Article Text
Abstract
Introduction The landscape of endometrial cancer (EC) classification is undergoing a dramatic transformation as the disease moves towards molecularly driven categorization. Four molecular subtypes have been shown to portend different prognostic outcomes: POLE-hypermutated, p53 mutation, mismatch repair deficient (MMRd), and no specific molecular profile (NSMP). The recently released 2023 FIGO guidelines take into consideration histologic grade/subtype, lymphovascular invasion, and molecular categorization into staging.
Methods A retrospective review was conducted of EC patients treated between January 2018 and April 2023 at a comprehensive cancer center. Demographic information was collected, and patients were restaged according to the new guidelines. Molecular data was collected. Kaplan-Meyer progression free survival (PFS) 3-year estimates were conducted for subgroups.

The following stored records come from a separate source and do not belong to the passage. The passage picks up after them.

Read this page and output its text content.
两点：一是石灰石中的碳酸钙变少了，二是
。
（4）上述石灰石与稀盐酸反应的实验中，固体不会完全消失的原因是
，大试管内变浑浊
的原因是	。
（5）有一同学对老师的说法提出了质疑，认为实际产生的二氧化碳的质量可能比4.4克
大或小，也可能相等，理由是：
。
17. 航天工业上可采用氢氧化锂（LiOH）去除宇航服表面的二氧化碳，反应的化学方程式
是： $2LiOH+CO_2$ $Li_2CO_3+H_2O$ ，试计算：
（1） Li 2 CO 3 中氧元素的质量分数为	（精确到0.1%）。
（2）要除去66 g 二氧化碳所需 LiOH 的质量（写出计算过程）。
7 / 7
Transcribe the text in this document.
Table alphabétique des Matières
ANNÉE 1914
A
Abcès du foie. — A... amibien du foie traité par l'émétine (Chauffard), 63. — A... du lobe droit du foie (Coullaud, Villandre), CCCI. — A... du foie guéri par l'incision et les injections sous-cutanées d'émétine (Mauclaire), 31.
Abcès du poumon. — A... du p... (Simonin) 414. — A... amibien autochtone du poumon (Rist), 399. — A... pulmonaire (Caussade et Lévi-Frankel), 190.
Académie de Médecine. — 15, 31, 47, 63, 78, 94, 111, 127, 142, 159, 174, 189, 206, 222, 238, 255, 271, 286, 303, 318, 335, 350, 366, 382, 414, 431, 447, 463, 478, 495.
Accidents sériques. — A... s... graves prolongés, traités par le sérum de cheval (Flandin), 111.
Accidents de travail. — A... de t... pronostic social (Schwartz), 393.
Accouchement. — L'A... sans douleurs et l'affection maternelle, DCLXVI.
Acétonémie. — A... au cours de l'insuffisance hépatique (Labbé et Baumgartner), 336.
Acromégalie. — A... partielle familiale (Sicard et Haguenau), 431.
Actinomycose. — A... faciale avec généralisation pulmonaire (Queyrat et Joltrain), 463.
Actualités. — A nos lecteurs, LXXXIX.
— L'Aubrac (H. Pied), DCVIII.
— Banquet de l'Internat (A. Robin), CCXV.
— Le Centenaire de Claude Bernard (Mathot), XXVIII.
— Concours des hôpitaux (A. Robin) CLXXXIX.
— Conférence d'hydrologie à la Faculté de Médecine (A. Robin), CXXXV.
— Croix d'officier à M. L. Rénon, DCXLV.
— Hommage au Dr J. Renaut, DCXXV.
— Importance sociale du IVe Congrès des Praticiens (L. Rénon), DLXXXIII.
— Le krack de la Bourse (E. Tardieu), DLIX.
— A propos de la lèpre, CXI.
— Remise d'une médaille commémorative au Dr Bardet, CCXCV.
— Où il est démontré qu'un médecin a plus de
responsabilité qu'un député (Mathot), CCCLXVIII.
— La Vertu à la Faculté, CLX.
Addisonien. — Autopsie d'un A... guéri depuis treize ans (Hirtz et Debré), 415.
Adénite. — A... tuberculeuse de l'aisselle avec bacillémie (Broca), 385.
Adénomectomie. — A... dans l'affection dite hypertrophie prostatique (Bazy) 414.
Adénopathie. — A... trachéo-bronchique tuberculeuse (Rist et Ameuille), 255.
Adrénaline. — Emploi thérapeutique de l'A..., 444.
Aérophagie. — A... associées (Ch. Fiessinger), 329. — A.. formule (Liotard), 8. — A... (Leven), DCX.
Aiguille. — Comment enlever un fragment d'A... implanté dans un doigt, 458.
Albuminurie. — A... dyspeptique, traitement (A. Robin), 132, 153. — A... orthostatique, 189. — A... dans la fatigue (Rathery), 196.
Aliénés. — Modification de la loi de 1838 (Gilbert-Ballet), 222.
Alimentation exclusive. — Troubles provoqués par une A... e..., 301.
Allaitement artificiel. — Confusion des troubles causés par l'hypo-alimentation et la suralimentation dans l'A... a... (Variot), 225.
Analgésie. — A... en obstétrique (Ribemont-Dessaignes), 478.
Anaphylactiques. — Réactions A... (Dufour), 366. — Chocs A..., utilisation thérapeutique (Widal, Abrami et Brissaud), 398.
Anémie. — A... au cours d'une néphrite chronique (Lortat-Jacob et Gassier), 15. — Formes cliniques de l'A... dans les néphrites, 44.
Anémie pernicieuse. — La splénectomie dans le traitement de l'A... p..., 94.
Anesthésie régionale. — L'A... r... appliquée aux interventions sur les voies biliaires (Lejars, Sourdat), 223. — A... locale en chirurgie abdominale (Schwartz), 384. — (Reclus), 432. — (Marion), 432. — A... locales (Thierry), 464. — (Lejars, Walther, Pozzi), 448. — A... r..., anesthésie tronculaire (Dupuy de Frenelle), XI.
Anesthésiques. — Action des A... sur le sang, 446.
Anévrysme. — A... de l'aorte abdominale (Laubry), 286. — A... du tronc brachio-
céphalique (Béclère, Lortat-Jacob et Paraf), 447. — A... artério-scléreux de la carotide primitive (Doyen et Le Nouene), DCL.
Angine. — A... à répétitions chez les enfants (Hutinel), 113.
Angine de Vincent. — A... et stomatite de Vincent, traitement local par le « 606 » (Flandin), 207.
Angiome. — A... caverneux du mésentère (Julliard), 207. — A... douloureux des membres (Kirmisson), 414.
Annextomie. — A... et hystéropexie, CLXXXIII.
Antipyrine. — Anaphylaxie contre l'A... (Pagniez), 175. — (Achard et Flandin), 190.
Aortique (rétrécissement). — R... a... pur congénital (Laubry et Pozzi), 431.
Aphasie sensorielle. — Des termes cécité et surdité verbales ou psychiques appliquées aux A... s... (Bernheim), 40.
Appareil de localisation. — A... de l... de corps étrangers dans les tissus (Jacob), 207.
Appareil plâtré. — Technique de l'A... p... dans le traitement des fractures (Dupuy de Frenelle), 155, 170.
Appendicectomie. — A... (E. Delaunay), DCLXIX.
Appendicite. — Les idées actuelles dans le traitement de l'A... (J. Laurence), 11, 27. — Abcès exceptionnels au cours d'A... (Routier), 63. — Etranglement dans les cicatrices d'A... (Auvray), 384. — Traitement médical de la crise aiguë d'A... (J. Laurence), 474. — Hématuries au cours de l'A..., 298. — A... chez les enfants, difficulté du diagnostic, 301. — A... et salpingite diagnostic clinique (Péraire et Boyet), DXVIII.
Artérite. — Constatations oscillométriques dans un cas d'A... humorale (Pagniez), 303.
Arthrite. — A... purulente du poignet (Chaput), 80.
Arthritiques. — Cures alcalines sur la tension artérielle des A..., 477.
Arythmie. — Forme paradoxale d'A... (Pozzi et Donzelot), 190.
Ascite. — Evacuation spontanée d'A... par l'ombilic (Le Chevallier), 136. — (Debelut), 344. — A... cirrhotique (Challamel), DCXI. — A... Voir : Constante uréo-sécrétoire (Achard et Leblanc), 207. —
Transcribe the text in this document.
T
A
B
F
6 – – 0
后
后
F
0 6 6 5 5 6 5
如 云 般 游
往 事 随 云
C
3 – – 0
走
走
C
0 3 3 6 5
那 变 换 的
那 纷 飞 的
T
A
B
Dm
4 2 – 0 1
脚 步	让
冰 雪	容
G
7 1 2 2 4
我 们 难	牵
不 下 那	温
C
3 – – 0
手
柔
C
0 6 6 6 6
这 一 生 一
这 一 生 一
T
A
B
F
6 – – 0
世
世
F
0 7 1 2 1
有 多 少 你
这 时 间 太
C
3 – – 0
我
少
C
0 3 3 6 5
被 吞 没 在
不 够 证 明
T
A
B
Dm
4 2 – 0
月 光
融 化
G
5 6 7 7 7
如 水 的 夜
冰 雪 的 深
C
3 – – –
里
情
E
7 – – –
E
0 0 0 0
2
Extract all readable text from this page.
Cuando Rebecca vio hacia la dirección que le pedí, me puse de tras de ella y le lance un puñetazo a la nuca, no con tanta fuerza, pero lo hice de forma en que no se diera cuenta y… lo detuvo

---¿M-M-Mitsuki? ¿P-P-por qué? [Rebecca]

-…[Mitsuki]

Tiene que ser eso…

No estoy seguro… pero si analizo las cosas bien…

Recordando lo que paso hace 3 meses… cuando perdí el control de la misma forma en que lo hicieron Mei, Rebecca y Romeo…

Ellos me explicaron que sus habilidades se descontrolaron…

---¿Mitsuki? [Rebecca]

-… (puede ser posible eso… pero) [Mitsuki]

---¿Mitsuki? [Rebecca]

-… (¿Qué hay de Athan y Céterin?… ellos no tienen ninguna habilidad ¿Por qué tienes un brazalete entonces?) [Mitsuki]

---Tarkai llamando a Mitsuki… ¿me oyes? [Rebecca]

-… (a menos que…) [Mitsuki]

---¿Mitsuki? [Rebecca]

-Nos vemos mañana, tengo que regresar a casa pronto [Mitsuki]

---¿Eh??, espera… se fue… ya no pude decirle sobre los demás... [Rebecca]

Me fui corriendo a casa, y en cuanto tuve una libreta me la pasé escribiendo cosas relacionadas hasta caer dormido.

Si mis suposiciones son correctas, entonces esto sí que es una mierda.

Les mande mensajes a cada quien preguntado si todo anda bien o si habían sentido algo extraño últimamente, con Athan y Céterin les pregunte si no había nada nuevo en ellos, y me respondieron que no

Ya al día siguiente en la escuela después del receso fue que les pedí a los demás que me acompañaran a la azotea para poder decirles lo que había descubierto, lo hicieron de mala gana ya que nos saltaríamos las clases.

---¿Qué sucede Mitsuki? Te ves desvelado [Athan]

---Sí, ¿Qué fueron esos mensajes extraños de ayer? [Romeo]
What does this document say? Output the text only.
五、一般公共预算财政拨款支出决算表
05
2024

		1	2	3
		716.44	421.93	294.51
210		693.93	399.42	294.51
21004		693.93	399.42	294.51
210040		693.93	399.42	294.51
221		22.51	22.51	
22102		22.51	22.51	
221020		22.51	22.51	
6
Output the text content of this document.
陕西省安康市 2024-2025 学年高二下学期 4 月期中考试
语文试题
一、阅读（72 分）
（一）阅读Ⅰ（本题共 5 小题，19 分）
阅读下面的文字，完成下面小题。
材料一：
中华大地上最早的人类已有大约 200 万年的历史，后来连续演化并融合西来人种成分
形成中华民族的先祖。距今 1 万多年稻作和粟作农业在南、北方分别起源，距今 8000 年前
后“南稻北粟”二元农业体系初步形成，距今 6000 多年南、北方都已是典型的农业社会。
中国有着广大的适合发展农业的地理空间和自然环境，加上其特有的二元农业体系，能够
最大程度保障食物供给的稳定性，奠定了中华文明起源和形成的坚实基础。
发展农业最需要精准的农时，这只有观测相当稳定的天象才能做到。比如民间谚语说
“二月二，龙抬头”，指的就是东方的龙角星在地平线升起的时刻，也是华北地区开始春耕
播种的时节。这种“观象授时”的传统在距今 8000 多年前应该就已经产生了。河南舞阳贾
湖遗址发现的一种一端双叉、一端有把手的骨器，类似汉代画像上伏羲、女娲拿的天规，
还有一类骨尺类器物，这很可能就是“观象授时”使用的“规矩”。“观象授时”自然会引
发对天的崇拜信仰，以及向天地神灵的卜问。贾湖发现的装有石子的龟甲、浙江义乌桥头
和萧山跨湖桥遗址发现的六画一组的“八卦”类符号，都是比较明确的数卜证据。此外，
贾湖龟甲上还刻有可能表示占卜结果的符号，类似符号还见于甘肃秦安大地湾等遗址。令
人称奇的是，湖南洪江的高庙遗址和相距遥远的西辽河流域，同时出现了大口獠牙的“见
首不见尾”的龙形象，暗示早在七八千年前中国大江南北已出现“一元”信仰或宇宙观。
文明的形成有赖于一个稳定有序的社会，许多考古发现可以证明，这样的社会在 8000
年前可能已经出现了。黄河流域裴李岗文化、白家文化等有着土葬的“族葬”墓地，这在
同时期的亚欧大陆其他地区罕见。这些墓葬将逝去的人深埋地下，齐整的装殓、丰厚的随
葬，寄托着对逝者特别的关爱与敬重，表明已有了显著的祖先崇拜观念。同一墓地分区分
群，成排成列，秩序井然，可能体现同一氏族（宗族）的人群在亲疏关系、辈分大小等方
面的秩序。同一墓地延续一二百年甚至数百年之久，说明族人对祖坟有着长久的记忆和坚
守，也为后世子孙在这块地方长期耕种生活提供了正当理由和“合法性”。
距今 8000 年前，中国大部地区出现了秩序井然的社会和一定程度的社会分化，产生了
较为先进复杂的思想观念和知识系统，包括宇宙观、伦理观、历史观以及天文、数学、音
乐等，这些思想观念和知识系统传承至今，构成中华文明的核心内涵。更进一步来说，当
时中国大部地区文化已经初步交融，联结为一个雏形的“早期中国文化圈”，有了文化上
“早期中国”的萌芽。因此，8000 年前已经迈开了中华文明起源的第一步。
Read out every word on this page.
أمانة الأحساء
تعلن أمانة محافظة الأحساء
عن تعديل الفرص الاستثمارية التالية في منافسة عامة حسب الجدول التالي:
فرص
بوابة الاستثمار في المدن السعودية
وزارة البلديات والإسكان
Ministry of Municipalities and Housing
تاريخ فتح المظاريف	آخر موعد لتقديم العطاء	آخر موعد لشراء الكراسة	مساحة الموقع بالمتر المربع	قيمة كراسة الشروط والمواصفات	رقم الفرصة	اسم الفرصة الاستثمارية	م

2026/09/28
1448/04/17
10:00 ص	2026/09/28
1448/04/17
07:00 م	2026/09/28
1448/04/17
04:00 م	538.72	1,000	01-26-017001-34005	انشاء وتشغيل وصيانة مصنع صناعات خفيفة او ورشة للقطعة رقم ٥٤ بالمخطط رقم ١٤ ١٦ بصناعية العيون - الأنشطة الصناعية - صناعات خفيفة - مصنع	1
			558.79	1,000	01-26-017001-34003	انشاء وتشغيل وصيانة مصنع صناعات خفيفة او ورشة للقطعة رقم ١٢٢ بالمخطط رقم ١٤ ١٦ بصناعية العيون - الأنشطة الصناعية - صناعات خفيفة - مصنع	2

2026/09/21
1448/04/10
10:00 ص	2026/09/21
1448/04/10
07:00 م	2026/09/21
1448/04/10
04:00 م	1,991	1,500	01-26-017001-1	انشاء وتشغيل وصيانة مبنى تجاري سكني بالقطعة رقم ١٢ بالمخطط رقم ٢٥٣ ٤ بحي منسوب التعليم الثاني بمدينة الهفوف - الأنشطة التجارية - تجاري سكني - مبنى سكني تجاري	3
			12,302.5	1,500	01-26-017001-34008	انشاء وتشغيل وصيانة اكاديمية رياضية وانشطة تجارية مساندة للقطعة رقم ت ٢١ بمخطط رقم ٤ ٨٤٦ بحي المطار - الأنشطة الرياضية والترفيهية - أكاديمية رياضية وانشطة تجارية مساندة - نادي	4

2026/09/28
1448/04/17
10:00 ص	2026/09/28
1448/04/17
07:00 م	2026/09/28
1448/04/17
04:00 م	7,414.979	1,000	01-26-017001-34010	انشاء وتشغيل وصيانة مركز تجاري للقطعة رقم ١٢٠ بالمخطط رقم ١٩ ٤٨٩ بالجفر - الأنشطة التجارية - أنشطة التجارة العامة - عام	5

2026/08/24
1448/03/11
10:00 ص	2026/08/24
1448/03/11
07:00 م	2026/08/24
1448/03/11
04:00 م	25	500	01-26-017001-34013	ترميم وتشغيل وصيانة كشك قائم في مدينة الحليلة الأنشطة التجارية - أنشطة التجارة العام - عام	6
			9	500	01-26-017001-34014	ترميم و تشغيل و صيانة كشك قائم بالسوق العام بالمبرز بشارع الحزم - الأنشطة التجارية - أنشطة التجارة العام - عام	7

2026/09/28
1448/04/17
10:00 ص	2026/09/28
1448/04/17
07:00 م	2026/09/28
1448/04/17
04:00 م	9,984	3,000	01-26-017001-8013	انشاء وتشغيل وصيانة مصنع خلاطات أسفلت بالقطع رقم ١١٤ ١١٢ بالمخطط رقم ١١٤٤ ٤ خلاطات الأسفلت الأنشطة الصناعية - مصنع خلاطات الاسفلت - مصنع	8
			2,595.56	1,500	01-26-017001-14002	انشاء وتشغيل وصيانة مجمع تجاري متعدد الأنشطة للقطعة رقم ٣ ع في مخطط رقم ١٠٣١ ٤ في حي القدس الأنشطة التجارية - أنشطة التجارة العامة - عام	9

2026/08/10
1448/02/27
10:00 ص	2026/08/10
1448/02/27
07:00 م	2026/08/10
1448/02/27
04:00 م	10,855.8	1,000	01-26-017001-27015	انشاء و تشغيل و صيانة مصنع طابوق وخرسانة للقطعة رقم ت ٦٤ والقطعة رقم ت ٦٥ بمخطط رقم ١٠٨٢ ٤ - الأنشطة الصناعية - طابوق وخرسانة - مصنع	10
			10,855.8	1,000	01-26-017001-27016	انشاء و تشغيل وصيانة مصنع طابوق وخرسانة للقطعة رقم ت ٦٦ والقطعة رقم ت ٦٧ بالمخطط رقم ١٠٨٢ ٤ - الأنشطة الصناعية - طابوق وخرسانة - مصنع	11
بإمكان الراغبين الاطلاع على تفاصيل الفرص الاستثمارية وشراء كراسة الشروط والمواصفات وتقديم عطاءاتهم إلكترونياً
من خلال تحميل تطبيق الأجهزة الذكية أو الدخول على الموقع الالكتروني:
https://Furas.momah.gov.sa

Results 441 patients were included in analysis. 121 (27.4%) patients’ stages changed with the new guidelines; 118 patients were upstaged and 3 were downstaged. Upstaged patients originally stage IA had a significantly lower PFS compared to patients with no stage change (74.4% v 93.4%). A trend towards increased PFS was noted in early-stage patients when 2018 staging was compared to 2023 staging (stage I: 83.9% v 88.5%, p=0.2); stage II: 76.5% v 77.1%, p=0.6). Of the molecular data available, MMRd was the most common subtype (58/441, 13.2%) followed by p53 (57/441, 12.9%) and NSMP (51/441, 11.6%). p53 mutation negatively impacted PFS regardless of stage (stage I 28.9%, II 19.0%, III 39.4%, IV 11.7%).
Conclusion/Implications Restaging EC patients with the 2023 guidelines resulted in upstaging of a significant proportion of patients with resulting survival differences. p53 mutation impacted survival negatively regardless of stage.